Harry does often seem insufferable. He’s angry, moody, and terse most of the time. Of course, he hardly spends a scene without pressure. Strangely, Leona, though she really has nothing to do with the criminal elements, seems to insinuate herself more into Harry’s life the deeper he falls into crime. She’s a sort of emotional distraction from Harry and Lucy’s otherwise comfortable domesticity; the underworld stuff is Harry’s physical distraction. As others have noted, the bar scene with both women is unique. They size each other up, coming away with a touch of mutual respect. They’re probably a bit envious of each other, but for different reasons. Even the kids act with subtlety; they have fun, but complain, plead, and whine just as kids do. No ideal family, no ideal relationships, but reassuringly decency. Just when you think Harry’s ready to junk everything for Leona, he backs out; ultimately, she just sort of fades away.

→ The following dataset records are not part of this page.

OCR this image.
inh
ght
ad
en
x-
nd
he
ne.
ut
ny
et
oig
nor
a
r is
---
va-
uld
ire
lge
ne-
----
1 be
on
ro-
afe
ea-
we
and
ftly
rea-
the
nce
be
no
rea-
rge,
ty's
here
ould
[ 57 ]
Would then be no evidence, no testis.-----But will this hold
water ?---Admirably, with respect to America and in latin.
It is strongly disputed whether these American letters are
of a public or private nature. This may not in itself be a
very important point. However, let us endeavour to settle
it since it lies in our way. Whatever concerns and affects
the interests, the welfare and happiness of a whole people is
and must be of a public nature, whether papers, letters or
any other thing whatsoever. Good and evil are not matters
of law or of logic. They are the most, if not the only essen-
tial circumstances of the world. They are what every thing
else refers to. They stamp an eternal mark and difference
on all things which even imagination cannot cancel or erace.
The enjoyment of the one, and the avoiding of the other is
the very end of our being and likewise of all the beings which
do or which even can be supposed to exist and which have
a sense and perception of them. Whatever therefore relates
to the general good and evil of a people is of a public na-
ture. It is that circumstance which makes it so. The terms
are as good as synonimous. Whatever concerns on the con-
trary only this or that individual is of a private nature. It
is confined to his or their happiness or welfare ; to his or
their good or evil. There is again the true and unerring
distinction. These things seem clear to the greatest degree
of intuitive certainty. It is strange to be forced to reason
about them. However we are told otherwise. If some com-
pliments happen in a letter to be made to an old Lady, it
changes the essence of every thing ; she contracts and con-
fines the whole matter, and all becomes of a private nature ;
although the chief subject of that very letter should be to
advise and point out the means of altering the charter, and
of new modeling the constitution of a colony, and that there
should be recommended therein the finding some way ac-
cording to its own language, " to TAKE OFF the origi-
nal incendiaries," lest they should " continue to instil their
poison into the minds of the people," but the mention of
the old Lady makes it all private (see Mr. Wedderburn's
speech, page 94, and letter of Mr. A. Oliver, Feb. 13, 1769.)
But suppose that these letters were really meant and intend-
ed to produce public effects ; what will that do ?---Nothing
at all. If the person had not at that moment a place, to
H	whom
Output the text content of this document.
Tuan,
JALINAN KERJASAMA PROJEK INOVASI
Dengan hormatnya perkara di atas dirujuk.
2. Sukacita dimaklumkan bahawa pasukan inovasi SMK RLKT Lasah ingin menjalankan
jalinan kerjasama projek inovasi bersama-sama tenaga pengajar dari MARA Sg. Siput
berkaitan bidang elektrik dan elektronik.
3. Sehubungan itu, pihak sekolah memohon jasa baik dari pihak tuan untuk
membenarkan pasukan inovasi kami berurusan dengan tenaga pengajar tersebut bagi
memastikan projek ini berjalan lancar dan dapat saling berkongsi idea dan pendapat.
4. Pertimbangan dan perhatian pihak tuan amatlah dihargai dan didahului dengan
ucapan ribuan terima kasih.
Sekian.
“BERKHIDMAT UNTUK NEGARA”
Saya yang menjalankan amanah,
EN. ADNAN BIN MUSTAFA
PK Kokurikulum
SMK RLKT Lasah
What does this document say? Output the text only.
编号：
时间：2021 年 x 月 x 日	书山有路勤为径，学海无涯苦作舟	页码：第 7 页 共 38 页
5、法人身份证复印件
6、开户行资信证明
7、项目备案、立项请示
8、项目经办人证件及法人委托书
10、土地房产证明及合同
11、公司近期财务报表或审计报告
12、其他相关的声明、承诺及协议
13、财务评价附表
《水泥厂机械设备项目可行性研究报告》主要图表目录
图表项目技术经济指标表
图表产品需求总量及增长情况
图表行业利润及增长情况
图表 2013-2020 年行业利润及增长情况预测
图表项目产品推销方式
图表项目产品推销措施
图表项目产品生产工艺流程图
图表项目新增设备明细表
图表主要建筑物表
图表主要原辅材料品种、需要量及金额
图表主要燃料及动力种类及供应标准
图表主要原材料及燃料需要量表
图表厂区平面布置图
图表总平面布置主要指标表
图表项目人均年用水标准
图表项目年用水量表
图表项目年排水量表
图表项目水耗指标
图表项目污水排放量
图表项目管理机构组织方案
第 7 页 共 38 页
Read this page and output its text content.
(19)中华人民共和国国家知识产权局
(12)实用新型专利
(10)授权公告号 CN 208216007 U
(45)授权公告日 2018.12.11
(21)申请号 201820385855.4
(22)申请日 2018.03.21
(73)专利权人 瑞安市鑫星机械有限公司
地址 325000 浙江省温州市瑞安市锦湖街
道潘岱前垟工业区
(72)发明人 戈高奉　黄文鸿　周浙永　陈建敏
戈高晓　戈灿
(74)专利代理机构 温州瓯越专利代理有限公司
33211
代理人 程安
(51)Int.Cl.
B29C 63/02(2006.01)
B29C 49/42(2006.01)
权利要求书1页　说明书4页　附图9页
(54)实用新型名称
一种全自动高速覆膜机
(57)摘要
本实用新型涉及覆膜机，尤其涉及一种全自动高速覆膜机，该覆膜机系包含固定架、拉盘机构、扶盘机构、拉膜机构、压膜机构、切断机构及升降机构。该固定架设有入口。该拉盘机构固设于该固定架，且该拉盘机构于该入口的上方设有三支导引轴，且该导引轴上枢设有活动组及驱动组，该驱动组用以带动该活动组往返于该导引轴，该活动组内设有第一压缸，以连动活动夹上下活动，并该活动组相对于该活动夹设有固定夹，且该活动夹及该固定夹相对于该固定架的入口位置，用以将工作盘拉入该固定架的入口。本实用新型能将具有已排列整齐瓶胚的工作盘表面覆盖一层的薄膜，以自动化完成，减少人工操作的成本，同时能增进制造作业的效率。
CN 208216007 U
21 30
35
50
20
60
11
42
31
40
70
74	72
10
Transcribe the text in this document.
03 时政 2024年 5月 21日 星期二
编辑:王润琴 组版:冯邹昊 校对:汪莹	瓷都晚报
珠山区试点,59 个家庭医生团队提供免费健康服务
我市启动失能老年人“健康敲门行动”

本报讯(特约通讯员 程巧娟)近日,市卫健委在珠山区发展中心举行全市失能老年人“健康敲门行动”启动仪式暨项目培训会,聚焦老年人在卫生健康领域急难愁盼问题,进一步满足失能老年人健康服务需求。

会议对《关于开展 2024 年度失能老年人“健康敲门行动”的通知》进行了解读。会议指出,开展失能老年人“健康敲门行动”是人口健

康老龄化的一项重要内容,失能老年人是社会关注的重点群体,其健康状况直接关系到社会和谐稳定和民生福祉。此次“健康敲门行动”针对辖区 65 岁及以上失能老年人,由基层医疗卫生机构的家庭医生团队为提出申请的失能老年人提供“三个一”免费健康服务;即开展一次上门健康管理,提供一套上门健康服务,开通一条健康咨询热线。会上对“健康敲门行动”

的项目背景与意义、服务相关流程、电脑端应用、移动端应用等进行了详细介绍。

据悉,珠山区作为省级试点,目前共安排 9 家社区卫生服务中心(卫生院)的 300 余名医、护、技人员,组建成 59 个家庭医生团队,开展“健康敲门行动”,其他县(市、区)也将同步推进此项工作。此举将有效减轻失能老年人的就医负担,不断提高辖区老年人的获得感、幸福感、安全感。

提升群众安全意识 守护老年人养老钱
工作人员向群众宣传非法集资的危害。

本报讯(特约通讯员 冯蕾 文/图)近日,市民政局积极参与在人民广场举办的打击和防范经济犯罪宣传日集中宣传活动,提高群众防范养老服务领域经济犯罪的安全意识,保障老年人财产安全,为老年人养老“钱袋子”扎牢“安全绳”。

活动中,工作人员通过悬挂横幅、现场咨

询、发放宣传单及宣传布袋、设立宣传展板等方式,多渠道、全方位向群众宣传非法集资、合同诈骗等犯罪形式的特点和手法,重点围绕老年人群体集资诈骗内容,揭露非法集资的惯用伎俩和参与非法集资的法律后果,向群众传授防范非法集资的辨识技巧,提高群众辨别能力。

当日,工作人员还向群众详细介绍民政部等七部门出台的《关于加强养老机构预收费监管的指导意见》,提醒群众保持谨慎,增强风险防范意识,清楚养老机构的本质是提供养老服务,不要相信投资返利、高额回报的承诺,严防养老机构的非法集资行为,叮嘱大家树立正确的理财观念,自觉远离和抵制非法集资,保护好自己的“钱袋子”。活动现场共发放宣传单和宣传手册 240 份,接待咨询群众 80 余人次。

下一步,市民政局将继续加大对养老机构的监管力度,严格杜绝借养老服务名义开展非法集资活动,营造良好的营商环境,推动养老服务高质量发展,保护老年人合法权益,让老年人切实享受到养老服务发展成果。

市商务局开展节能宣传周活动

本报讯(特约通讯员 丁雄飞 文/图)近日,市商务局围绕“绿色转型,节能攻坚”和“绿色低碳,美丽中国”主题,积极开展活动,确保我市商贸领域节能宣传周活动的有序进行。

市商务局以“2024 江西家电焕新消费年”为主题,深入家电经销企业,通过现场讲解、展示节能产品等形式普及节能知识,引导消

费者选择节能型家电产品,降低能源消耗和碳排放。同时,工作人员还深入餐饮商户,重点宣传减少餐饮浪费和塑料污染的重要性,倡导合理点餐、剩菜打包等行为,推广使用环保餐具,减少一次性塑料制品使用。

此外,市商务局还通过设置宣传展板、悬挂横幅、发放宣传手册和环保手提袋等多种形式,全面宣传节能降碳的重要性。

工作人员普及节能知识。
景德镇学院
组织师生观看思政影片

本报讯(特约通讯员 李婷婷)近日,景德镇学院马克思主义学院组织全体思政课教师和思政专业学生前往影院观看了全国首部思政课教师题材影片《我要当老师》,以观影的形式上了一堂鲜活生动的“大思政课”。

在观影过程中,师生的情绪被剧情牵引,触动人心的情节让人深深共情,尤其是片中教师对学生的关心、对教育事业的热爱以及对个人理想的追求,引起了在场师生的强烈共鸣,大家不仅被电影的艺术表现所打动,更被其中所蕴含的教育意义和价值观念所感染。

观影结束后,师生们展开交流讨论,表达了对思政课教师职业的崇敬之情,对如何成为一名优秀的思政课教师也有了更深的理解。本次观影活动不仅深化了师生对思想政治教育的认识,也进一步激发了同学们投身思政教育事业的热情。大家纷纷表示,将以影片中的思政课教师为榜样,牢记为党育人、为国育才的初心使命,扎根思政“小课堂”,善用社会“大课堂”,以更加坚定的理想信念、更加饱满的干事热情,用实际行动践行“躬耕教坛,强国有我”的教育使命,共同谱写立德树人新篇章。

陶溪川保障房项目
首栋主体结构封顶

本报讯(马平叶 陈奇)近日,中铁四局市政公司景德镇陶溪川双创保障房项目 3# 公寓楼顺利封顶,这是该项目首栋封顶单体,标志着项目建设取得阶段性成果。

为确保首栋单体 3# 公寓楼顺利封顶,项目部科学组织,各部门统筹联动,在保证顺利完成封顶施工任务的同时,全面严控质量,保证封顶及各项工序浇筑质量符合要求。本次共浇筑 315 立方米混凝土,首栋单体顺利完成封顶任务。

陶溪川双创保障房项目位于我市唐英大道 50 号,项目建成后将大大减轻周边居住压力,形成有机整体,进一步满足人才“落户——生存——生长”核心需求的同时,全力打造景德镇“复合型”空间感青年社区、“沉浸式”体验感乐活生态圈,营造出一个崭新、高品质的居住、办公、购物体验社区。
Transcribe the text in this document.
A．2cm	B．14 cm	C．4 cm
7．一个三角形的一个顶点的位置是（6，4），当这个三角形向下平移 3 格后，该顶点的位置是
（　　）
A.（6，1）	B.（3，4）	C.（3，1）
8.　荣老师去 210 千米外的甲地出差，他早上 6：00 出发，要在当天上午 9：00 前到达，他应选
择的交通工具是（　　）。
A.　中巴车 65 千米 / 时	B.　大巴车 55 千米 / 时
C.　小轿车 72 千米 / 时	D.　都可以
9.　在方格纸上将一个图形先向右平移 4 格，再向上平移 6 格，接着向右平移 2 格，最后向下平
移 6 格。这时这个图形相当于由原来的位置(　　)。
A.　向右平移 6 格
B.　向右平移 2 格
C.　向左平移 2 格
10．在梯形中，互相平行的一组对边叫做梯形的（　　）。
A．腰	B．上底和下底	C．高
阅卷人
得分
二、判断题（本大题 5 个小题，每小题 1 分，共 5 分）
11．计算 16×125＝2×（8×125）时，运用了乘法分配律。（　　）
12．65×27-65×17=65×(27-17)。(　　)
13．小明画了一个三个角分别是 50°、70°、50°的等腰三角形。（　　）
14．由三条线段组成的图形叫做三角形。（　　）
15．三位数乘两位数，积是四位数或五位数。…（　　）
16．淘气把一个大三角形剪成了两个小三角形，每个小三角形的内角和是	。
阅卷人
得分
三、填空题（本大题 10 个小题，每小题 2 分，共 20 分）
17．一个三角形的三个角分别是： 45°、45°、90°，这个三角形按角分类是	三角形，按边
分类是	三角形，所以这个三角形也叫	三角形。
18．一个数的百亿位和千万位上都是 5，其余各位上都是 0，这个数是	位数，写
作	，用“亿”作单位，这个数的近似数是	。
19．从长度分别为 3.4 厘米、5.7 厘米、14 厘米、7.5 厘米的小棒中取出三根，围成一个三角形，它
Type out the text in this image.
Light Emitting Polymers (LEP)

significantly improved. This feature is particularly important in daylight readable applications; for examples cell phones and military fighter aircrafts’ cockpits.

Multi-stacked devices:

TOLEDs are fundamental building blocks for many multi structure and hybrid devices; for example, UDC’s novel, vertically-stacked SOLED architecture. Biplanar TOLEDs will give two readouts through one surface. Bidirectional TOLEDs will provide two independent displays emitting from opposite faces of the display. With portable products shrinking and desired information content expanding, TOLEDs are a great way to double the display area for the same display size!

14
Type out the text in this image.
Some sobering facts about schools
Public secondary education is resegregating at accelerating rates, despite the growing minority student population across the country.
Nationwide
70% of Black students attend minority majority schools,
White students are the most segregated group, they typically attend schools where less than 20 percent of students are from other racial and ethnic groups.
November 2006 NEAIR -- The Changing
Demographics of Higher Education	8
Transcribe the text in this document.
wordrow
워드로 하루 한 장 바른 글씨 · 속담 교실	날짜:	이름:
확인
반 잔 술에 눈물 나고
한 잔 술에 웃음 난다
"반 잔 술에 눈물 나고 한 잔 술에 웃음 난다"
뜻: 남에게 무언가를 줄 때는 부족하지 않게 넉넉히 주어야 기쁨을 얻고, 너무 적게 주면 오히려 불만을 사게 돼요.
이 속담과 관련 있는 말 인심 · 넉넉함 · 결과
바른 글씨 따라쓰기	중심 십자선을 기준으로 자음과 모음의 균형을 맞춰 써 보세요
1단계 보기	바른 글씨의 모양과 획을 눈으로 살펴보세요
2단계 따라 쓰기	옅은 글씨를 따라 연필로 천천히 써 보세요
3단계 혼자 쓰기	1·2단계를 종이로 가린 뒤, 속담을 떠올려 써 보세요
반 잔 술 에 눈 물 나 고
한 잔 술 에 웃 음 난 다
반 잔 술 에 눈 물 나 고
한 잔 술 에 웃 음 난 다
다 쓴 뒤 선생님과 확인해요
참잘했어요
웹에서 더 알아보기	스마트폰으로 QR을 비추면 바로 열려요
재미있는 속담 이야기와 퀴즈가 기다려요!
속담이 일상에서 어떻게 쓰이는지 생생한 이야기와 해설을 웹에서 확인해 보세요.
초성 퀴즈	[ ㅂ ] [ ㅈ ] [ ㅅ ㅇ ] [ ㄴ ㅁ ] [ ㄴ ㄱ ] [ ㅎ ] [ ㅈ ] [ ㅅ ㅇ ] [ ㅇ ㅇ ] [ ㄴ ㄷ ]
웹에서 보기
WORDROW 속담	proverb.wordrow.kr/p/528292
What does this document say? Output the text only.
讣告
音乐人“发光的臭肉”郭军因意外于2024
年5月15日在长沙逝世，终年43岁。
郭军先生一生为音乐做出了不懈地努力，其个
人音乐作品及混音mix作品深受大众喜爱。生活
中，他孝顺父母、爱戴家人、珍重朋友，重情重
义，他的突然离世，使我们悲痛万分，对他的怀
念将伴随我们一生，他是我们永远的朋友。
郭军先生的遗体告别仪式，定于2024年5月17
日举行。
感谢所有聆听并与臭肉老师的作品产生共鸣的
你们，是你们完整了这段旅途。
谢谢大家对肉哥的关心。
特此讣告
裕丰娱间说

Harry’s not the greatest guy, but his stubborn streak is understandable. Why should he give up what he’s good at, and likes to do, for something (the in-law’s) lettuce business, that he knows nothing about? Equally, it makes sense to change, as Lucy points out. There’s choices, but nothing is a sure thing. Like all good noir movies, the stakes only increase in danger until there’s a literal breaking point. The pacing moves us quickly from Harry’s financial jam to the scam that results in Leona’s attachment to Harry, then to the smuggling episode, and finally the lethal heist. Ironically, the boat, which ought to represent freedom and adventure, becomes a vehicle for each tawdry subplot.

Despite plenty of violence, and a fairly high body-count, I found The Breaking Point oddly uplifting. Stubborn to the end, Harry gives in to Lucy’s pleading that amputating his arm beats dying. You feel the domestic world restored, with all of its unpredictability. The opposite consequence falls on Wesley’s son, as he’s left all alone, seemingly unnoticed on the dock, his father dead. That’s an incredibly poignant scene. Nothing good comes out of the criminal experiences; the point may simply be that not all is lost, either.

Everything’s of a piece here. Visually, the scene with dusk silhouetting Harry as he’s lost in thought before the heist sequence is captivating, as is the dark room in Duncan’s office with the gangsters looming in and out of the lamplight. Definitely worth watching more than once. 9/10.